Rose, David Christian, Tatsuya Amano, Juan P. González-Varo, Nibedita Mukherjee, Rebecca J. Robertson, Benno I. Simmons, Hannah S. Wauchope, and William J. Sutherland. “Calling for a New Agenda for Conservation Science to Create Evidence-Informed Policy.” Biological Conservation 238 (October 1, 2019): 108222. https://doi.org/10.1016/j.biocon.2019.108222.
This study investigates the difficulties with improving the use of scientific evidence in conservation policies. After conducting an extensive study, ten major barriers were defined, which were then put into three themes. These new comprehensive barriers are as follows: 1) conservation is not a political concern, 2) there is a severe lack of engagement between scientists and decision-makers, and 3) conservation issues are complicated and uncertain. This led to the understanding that instead of focusing on barriers and solutions, we must first focus on overcoming implementation challenges that are preventing these solutions from working. This is a good fundamental paper for understanding the ways in which we must approach this topic, by starting at the base problem of the subject and then turning towards determining barriers and solutions.
Sutherland, William J., Nigel G. Taylor, Douglas MacFarlane, Tatsuya Amano, Alec P. Christie, Lynn V. Dicks, Anaëlle J. Lemasson, et al. “Building a Tool to Overcome Barriers in Research-Implementation Spaces: The Conservation Evidence Database.” Biological Conservation 238 (2019): 108199. https://doi.org/10.1016/j.biocon.2019.108199.

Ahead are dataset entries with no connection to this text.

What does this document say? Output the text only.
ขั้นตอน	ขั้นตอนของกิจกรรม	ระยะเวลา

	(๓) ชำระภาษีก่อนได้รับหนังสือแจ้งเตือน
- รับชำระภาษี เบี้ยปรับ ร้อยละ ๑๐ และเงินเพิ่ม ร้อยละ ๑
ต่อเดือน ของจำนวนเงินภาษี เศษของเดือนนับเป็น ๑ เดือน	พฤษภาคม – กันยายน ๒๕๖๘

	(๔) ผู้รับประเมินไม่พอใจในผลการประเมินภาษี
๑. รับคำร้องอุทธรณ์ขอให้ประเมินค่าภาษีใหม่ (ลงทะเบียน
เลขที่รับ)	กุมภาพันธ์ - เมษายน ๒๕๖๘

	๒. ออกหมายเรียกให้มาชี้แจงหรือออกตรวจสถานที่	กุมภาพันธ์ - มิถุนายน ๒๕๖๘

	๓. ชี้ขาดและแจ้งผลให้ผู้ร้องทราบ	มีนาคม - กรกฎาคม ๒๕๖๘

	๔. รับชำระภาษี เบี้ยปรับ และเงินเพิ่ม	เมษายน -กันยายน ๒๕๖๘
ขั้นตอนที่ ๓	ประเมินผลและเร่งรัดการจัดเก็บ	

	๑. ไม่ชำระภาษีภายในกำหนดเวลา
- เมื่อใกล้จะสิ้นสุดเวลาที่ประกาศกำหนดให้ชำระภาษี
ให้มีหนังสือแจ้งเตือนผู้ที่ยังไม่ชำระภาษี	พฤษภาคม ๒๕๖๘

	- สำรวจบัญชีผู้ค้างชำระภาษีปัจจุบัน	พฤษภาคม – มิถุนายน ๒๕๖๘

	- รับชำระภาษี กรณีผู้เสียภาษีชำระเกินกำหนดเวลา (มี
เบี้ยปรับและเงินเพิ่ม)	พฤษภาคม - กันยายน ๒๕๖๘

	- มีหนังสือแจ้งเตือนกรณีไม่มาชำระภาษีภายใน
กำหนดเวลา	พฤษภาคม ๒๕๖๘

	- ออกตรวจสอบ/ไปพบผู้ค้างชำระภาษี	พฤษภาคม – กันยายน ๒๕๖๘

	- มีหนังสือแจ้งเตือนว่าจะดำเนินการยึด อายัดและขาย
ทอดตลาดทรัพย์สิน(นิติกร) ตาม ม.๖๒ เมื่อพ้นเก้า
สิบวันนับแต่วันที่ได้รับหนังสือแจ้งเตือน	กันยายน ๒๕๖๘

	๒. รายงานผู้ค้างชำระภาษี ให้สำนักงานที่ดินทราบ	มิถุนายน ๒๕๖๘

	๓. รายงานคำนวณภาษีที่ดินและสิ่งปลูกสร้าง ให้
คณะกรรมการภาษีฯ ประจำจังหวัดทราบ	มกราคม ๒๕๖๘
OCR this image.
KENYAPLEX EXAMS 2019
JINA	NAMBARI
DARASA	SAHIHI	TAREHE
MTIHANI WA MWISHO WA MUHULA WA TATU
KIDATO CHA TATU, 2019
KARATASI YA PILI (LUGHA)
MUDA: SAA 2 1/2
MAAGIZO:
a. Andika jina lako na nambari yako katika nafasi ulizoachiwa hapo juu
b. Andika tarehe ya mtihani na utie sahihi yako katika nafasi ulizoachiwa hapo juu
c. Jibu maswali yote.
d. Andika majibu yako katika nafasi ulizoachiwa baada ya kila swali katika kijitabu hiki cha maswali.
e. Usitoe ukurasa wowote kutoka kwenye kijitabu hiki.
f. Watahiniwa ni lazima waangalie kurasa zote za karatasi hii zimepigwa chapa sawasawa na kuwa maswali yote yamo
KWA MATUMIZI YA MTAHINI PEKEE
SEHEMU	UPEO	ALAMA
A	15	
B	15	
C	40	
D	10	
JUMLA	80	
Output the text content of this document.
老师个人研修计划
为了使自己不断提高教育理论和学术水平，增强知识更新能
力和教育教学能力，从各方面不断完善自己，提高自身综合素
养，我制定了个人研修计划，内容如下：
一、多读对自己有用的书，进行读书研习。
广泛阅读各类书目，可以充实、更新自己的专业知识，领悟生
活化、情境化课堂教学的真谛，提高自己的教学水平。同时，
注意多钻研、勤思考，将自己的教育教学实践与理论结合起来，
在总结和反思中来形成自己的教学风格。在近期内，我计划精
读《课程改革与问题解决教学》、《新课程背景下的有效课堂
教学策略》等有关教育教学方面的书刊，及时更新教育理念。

This article explores a unique system that has been developed to bridge the gap between conservation practitioners, policy-makers, and researchers. The Conservation Evidence is an open access database that was created to solve barriers that are routinely faced when trying to bridge the gap between research and implementation: “(. . .) lack of time, inaccessibility of evidence, real of perceived irrelevance of scientific research to practical questions, and the politically motivated spread of disinformation” (Sutherland et al. 2019). The formation of this database is established on finding discipline-wide literature and synthesizing subject-wide evidence to create an easily understandable index of scientific evidence of the impacts of conservation intervention on biodiversity. It also forms a space in which researchers and practitioners can interact by collaborating on pursuing evidence-based conservation. This is important in the way that it introduces a solution specifically with the research-implementation gap in mind.